Mark - 9 months ago 45
Python Question

# Calculate rotation matrix to align two vectors in 3D space?

I have two separate vectors of 3D data points that represent curves and I'm plotting these as scatter data in a 3D plot with matplotlib.

Both the vectors start at the origin, and both are of unit length. The curves are similar to each other, however, there is typically a rotation between the two curves (for test purposes, I've actually being using one curve and applying a rotation matrix to it to create the second curve).

I want to align the two curves so that they line up in 3D e.g. rotate curve b, so that its start and end points line up with curve a. I've been trying to do this by subtracting the final point from the first, to get a direction vector representing the straight line from the start to the end of each curve, converting these to unit vectors and then calculating the cross and dot products and using the methodology outlined in this answer (https://math.stackexchange.com/a/476311/357495) to calculate a rotation matrix.

However, when I do this, the calculated rotation matrix is wrong and I'm not sure why?

My code is below (I'm using Python 2.7):

``````# curve_1, curve_2 are arrays of 3D points, of the same length (both start at the origin)

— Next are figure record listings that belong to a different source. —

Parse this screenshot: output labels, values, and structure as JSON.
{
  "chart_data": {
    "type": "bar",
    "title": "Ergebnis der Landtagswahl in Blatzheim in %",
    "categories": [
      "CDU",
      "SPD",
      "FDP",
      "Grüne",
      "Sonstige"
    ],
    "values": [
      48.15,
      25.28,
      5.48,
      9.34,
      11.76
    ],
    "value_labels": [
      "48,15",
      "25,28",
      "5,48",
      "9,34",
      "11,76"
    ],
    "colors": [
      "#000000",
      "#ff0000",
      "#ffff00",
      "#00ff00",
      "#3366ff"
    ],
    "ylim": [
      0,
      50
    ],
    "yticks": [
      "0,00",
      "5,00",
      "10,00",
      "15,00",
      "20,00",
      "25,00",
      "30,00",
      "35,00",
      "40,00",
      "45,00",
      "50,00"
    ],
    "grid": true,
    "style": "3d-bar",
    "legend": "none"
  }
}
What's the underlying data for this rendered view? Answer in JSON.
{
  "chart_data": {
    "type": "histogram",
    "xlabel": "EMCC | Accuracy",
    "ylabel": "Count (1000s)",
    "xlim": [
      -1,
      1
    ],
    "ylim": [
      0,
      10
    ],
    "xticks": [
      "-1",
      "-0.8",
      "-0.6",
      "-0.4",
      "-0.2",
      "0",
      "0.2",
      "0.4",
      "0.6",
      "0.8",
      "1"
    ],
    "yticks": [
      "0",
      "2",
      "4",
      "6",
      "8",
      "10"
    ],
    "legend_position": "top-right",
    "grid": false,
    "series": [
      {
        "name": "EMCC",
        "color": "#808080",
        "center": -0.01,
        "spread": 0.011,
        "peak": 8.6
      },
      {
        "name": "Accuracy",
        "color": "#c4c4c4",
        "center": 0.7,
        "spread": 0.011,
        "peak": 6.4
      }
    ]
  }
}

curve_vec_1 = (curve_1[0] - curve_1[-1]).reshape(3,1)
curve_vec_2 = (curve_2[index][0] - curve_2[index][-1]).reshape(3,1)
a,b = (curve_vec_1/ np.linalg.norm(curve_vec_1)).reshape(3), (curve_vec_2/ np.linalg.norm(curve_vec_2)).reshape(3)
v = np.cross(a,b)
c = np.dot(a,b)
s = np.linalg.norm(v)
I = np.identity(3)
vXStr = '{} {} {}; {} {} {}; {} {} {}'.format(0, -v[2], v[1], v[2], 0, -v[0], -v[1], v[0], 0)
k = np.matrix(vXStr)
r = I + k + np.square(k) * ((1 -c)/(s**2))

for i in xrange(item.shape[0]):
item[i] = (np.dot(r, item[i]).reshape(3,1)).reshape(3)
``````

In my test case, curve 2 is simply curve 1 with the following rotation matrix applied:

``````[[1  0       0    ]
[ 0  0.5     0.866]
[ 0  -0.866  0.5  ]]
``````

(just a 60 degree rotation around the x axis).

The rotation matrix computed by my code to align the two vectors again is:

``````[[ 1.         -0.32264329  0.27572962]
[ 0.53984249  1.         -0.35320293]
[-0.20753816  0.64292975  1.        ]]
``````

The plot of the direction vectors for the two original curves (a and b in blue and green respectively) and the result of b transformed with the computed rotation matrix (red) is below. I'm trying to compute the rotation matrix to align the green vector to the blue.

``````r = I + k + np.square(k) * ((1 -c)/(s**2))
`np.square(k)` squares each element of the matrix. You want `np.matmul(k,k)` or `k @ k` which is the matrix multiplied by itself.
I'd also implement the side cases (especially `s=0`) mentioned in the comments of that answer or you will end up with errors for quite a few cases.